Sprzedawania „Gazety Polskiej” z naklejkami przeciw LGBT odmówiły też sieci stacji paliwowych BP, Circle K i Shell. – BP nie popiera postaw wyrażających niechęć wobec jakiejkolwiek grupy ludzi, unikamy podziałów, szanujemy każdego człowieka – uzasadniło biuro prasowe tej pierwszej firmy.
Decyzję Empiku w tej sprawie skrytykowała Izba Wydawców Prasy. – Nieskrępowana i prowadzona na równych zasadach dystrybucja i sprzedaż ukazujących się legalnie tytułów prasowych jest fundamentem wolnej prasy – uzasadniła organizacja w oświadczeniu.
Sąd zgodził się na wstrzymanie dystrybucji naklejek
Z kolei Barto Staszewski, działacz LGBT i organizator Marszu Równości w Lublinie, pozwał wydawcę „Gazety Polskiej”, zarzucając, że poprzez rozpowszechnianie nalepek narusza jego dobra osobiste.

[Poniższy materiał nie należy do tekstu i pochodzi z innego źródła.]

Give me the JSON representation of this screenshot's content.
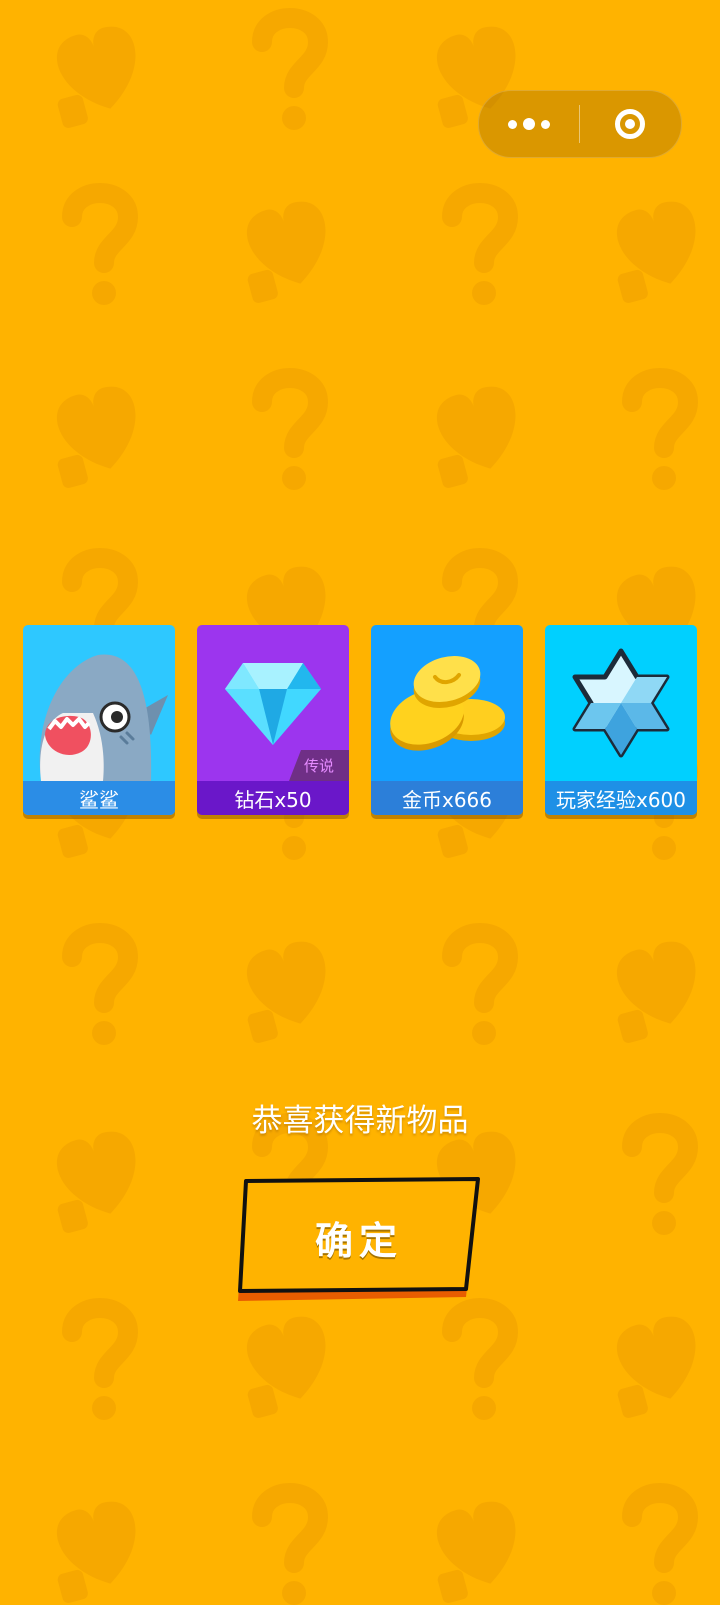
{
  "menu": {
    "more_icon": "more-dots-icon",
    "close_icon": "target-close-icon"
  },
  "rewards": [
    {
      "name": "鲨鲨",
      "icon": "shark-icon",
      "bg": "#2EC8FF",
      "label_bg": "#2B8DE6"
    },
    {
      "name": "钻石x50",
      "icon": "diamond-icon",
      "bg": "#9C35EE",
      "label_bg": "#6A17C9",
      "rarity": "传说"
    },
    {
      "name": "金币x666",
      "icon": "gold-coins-icon",
      "bg": "#14A0FF",
      "label_bg": "#2C7FD9"
    },
    {
      "name": "玩家经验x600",
      "icon": "xp-star-icon",
      "bg": "#00D0FF",
      "label_bg": "#1E90E6"
    }
  ],
  "message": "恭喜获得新物品",
  "confirm_label": "确定",
  "colors": {
    "background": "#FFB300",
    "button": "#FFB300",
    "button_border": "#111111"
  }
}
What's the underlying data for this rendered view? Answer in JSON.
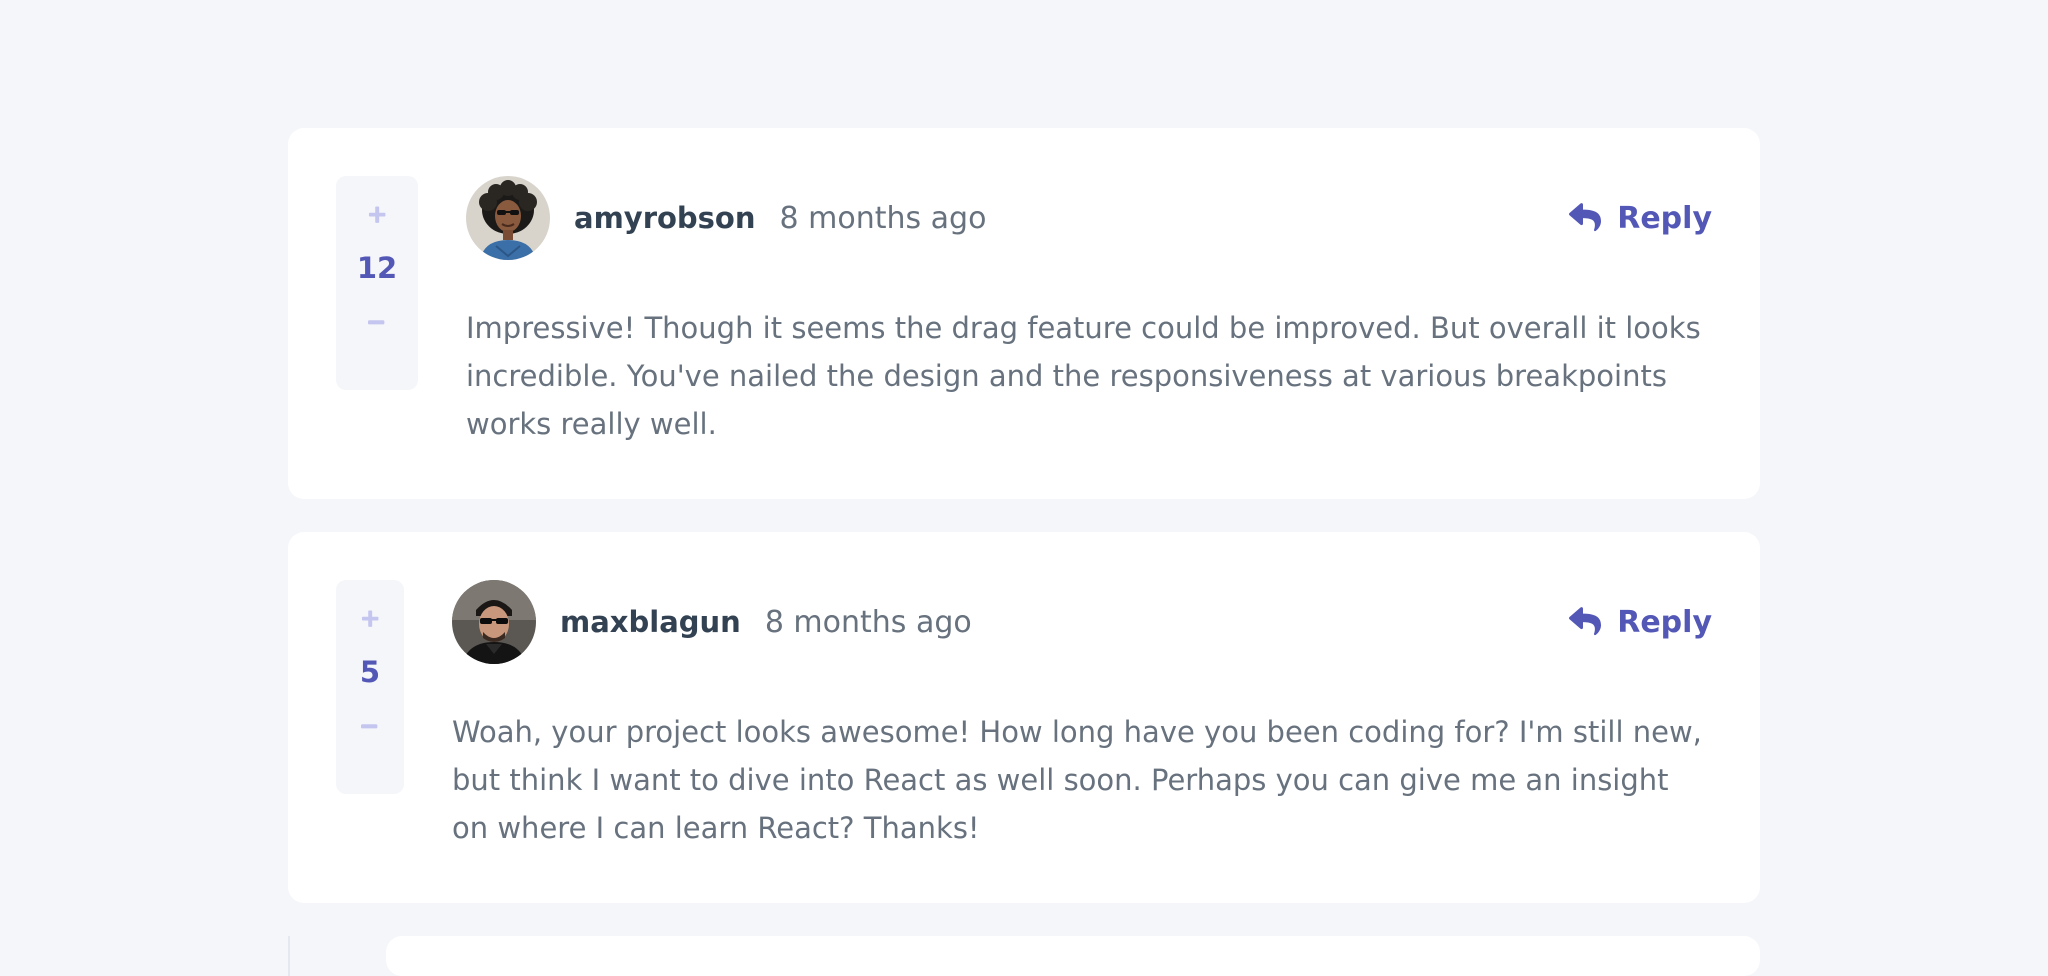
{
  "comments": [
    {
      "username": "amyrobson",
      "time": "8 months ago",
      "score": "12",
      "reply_label": "Reply",
      "text": "Impressive! Though it seems the drag feature could be improved. But overall it looks incredible. You've nailed the design and the responsiveness at various breakpoints works really well."
    },
    {
      "username": "maxblagun",
      "time": "8 months ago",
      "score": "5",
      "reply_label": "Reply",
      "text": "Woah, your project looks awesome! How long have you been coding for? I'm still new, but think I want to dive into React as well soon. Perhaps you can give me an insight on where I can learn React? Thanks!"
    }
  ],
  "icons": {
    "plus": "plus-icon",
    "minus": "minus-icon",
    "reply": "reply-arrow-icon"
  },
  "colors": {
    "background": "#f5f6fa",
    "card": "#ffffff",
    "accent": "#5357b6",
    "vote_icon": "#c5c6ef",
    "username": "#334253",
    "body_text": "#67727e"
  }
}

Do pozwu dołączył wniosek, żeby w ramach zabezpieczenia powództwa nakazano wstrzymanie dystrybucji naklejek.
W dniu startu sprzedaży tego numeru „GP” Sąd Okręgowy w Warszawie przychylił się złożonego wniosku. – Te naklejki powinny natychmiastowo znikać z polskich kiosków i wszystkich miejsc, w których były one dystrybuowane – podkreśliła Sylwia Gregorczyk-Abram, pełnomocniczka Staszewskiego. Zaznaczyła, że wydawca „Gazety Polskiej” może odwołać się od tej decyzji sądu, ale do czasu rozpatrzenia ewentualnego odwołania obowiązuje przyznane zabezpieczenie.
Staszewskiego wspierali w tej sprawie adwokaci z inicjatywy Wolne Sądy. Analogiczne pozwy z wnioskami o zakaz dystrybucji złożyli w imieniu dziennikarzy: Jacka Żakowskiego z „Polityki”, Jana Ordyńskiego z „Przeglądu”, Michała Broniatowskiego z Politico i Piotra Stasińskiego z „Gazety Wyborczej”, a także reżyserki Agnieszki Holland.

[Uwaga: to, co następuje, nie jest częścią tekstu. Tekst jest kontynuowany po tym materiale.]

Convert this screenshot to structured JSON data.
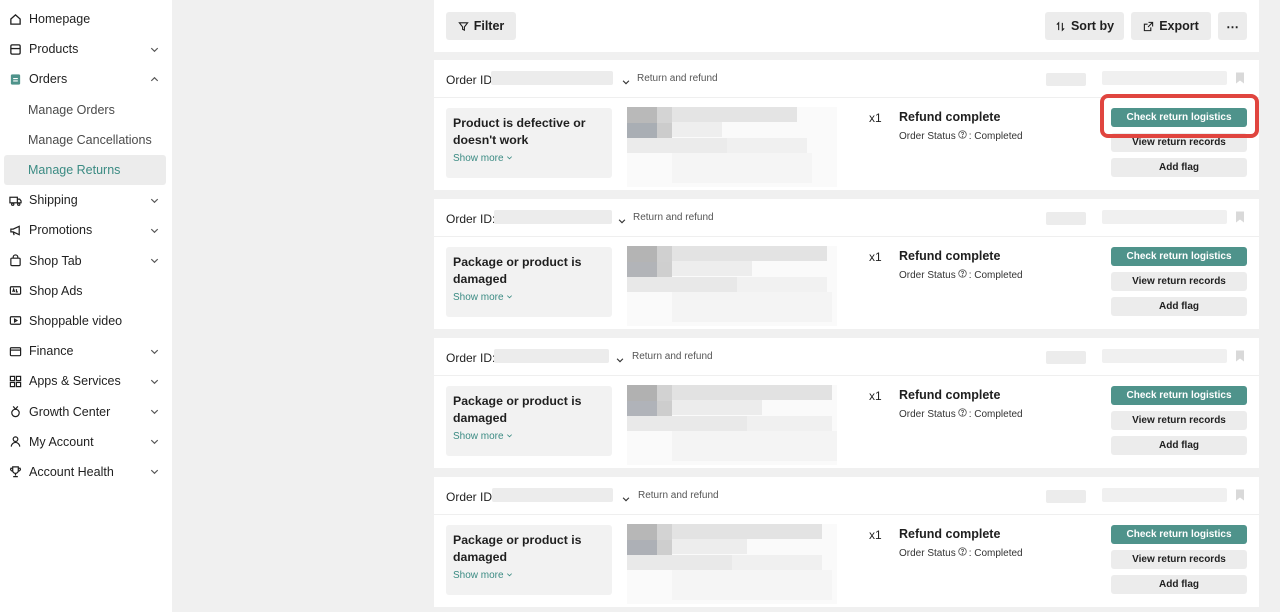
{
  "sidebar": {
    "items": [
      {
        "label": "Homepage",
        "icon": "home-icon",
        "expandable": false
      },
      {
        "label": "Products",
        "icon": "box-icon",
        "expandable": true
      },
      {
        "label": "Orders",
        "icon": "clipboard-icon",
        "expandable": true,
        "expanded": true,
        "children": [
          {
            "label": "Manage Orders",
            "active": false
          },
          {
            "label": "Manage Cancellations",
            "active": false
          },
          {
            "label": "Manage Returns",
            "active": true
          }
        ]
      },
      {
        "label": "Shipping",
        "icon": "truck-icon",
        "expandable": true
      },
      {
        "label": "Promotions",
        "icon": "megaphone-icon",
        "expandable": true
      },
      {
        "label": "Shop Tab",
        "icon": "bag-icon",
        "expandable": true
      },
      {
        "label": "Shop Ads",
        "icon": "ads-icon",
        "expandable": false
      },
      {
        "label": "Shoppable video",
        "icon": "video-icon",
        "expandable": false
      },
      {
        "label": "Finance",
        "icon": "wallet-icon",
        "expandable": true
      },
      {
        "label": "Apps & Services",
        "icon": "apps-icon",
        "expandable": true
      },
      {
        "label": "Growth Center",
        "icon": "medal-icon",
        "expandable": true
      },
      {
        "label": "My Account",
        "icon": "user-icon",
        "expandable": true
      },
      {
        "label": "Account Health",
        "icon": "trophy-icon",
        "expandable": true
      }
    ]
  },
  "toolbar": {
    "filter_label": "Filter",
    "sort_label": "Sort by",
    "export_label": "Export",
    "more_label": "⋯"
  },
  "orders": [
    {
      "order_id_label": "Order ID",
      "tag": "Return and refund",
      "reason": "Product is defective or doesn't work",
      "show_more": "Show more",
      "quantity": "x1",
      "status_title": "Refund complete",
      "order_status_label": "Order Status",
      "order_status_value": ": Completed",
      "actions": [
        "Check return logistics",
        "View return records",
        "Add flag"
      ]
    },
    {
      "order_id_label": "Order ID:",
      "tag": "Return and refund",
      "reason": "Package or product is damaged",
      "show_more": "Show more",
      "quantity": "x1",
      "status_title": "Refund complete",
      "order_status_label": "Order Status",
      "order_status_value": ": Completed",
      "actions": [
        "Check return logistics",
        "View return records",
        "Add flag"
      ]
    },
    {
      "order_id_label": "Order ID:",
      "tag": "Return and refund",
      "reason": "Package or product is damaged",
      "show_more": "Show more",
      "quantity": "x1",
      "status_title": "Refund complete",
      "order_status_label": "Order Status",
      "order_status_value": ": Completed",
      "actions": [
        "Check return logistics",
        "View return records",
        "Add flag"
      ]
    },
    {
      "order_id_label": "Order ID:",
      "tag": "Return and refund",
      "reason": "Package or product is damaged",
      "show_more": "Show more",
      "quantity": "x1",
      "status_title": "Refund complete",
      "order_status_label": "Order Status",
      "order_status_value": ": Completed",
      "actions": [
        "Check return logistics",
        "View return records",
        "Add flag"
      ]
    }
  ],
  "colors": {
    "accent": "#4f938b",
    "active_text": "#3b8b83",
    "highlight": "#e0453f"
  }
}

– Nie mamy żadnego pisma potwierdzonego przez sąd. Gdyby to była prawda, mielibyśmy do czynienia z pierwszym tego typu przypadkiem cenzury w III RP – przekazał portalowi Wirtualnemedia.pl Tomasz Sakiewicz, redaktor naczelny pisma. – Jeżeli dobrze rozumiem postanowienie, jest wykonalne w ciągu tygodnia od doręczenia wydawcy, jeżeli go nie zaskarżymy – zwrócił uwagę. W praktyce wydawca nie musiał wycofywać wcześniej „Gazety Polskiej” z naklejkami, bo każdy jej numer jest w sprzedaży przez 7 dni.

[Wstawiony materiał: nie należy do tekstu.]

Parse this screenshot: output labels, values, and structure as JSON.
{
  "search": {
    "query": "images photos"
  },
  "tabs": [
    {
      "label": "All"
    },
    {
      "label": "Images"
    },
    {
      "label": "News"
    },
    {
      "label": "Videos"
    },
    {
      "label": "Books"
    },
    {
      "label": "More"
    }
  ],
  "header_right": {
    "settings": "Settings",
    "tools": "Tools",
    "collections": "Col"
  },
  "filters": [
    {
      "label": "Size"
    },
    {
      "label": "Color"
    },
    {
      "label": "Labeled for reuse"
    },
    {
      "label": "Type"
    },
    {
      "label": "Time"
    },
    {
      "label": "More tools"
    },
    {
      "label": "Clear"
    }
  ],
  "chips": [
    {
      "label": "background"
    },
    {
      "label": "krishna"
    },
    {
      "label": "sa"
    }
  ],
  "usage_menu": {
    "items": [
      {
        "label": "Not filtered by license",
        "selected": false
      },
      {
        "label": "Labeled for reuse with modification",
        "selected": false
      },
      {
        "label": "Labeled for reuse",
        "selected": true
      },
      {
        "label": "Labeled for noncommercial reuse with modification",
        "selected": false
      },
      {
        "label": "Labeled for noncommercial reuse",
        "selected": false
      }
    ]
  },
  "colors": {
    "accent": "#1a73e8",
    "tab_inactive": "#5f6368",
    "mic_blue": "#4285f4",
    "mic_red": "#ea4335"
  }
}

Krytyka nalepek przez związki i stowarzyszenia
W sprawie nalepek „Gazety Polskiej” oświadczenie opublikowała Kampania Przeciw Homofobii. Oceniła w nim, że „życie osób LGBT w Polsce jest zagrożone”. Jej zdaniem publikacja w „Gazecie Polskiej” naklejek „Strefa wolna od LGBT” to „kolejny krok nienawiści, który – jak pokazuje historia Polski – może doprowadzić do ludobójstwa”. Organizacja przygotowała także nalepki z tęczowym tłem i napisem „Strefa wolna od nienawiści”. Naklejki z takim samym hasłem i flagą Polski wpisaną w serce z uśmiechem – przygotował też wydawca „Newsweek Polska”. Zostały dołączone do większości nowego numeru pisma, który trafił do sprzedaży dwa dni przed wydaniem „GP” z nalepkami o LGBT.
Przeciwko akcji „Gazety Polskiej” są także związkowcy ze Związku Zawodowego Personelu Pokładowego i Lotniczego oraz Stowarzyszenie Inicjatywa Polska, które zbiera podpisy pod petycją skierowaną do szefów spółek skarbu państwa, by przestali kupować reklamy w tym tygodniku.